Ella
estaba sentada en una esquina de su habitación con la cabeza entre las rodillas
y sollozando, solo atinaba a balbucear “puedo repararlo”, lo repetía sin cesar,
mientras se balanceaba sin parar.
Desde
hace mucho tiempo, tenía la plena seguridad de que ella había nacido para
reparar, para reparar almas, para cogerlas, acariciarlas, ponerle vendas,
tiritas, alcohol y darle un besito, y así sanarlas, tenía esa certeza.
Cada
día, cuando veía un alma destrozada, ella se sentía en la obligación de
repararlo, porque en el fondo, se creía que todo era culpa suya. Creía que por
haber nacido en el sitio equivocado y en el momento equivocado, muchas almas
estaban sufriendo fuera de su amparo.
Le
gustaba coger almas y repararlas pero lo peor venía cuando esas almas, en
teoría reparadas, se volvían a romper, y se rompían de manera más violenta que
anteriormente.

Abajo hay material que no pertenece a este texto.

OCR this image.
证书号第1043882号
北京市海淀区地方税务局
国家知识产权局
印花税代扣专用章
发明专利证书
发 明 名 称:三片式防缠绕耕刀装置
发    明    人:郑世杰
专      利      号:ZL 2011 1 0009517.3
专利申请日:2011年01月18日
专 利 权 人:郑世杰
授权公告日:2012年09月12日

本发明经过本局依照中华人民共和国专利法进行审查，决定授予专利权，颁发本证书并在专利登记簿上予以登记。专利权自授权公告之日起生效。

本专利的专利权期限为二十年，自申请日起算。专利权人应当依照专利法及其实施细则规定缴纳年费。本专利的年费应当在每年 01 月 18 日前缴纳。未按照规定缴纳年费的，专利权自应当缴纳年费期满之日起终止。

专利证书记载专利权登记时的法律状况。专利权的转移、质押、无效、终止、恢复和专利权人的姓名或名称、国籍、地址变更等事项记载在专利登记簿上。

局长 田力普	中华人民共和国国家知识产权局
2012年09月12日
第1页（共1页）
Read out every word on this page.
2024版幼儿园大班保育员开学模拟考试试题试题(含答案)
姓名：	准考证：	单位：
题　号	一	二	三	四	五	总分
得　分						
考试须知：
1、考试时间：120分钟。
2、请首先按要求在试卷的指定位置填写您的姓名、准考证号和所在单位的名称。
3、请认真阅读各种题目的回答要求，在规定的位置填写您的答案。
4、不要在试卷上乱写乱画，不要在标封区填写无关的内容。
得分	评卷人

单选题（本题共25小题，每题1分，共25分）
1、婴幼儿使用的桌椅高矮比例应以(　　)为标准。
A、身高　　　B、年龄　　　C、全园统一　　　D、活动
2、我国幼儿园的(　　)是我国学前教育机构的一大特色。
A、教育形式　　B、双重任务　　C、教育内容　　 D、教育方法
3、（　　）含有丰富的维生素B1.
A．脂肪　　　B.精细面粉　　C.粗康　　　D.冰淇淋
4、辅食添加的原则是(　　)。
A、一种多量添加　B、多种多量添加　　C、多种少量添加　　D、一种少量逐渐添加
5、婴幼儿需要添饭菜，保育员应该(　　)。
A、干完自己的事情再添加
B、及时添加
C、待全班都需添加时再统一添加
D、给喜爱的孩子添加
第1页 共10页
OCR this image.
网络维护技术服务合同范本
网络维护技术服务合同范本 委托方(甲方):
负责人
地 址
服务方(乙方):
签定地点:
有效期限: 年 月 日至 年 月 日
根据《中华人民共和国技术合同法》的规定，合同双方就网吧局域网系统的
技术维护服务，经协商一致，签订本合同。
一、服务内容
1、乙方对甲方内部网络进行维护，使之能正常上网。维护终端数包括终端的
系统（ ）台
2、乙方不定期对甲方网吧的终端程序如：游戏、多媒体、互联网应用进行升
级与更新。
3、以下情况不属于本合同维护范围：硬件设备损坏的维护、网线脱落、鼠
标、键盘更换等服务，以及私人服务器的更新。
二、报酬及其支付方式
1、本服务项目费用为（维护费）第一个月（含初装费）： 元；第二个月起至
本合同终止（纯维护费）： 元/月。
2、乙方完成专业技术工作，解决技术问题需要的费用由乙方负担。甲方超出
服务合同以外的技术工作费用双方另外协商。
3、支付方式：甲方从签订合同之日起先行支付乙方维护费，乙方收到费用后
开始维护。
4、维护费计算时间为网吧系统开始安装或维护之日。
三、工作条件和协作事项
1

Ella se echaba la culpa, creía que no había echado suficiente
pegamento a las piezas rotas de aquella alma, que no había hecho suficiente, y
se martirizaba, en su interior, todo era culpa suya, por no ser adecuadamente
perfecta, por no ser más que una reparadora de pacotilla.
Y
repetía, una y otra vez, entre sollozos: “Puedo repararlo, tengo que repararlo”.
En
el fondo, creía que hacía esas cosas, para sentir que alguien la necesitaba,
aunque fuese por solo un tiempo, parecía que alguien vivía gracias a ella y
sonreía gracias a ella.
Cuando
veía almas aparentemente arregladas por ella, en ese instante, era feliz, hasta
que otra alma se cruzaba por su camino, y sentía irremediable necesidad de
coger su pegamento y ponerse manos a la obra.
Ella
no sabía cuando cesaría su sed de ayudar a esas almas, solo sabía, que cuando
eso ocurriese, su alma podría estar totalmente en calma.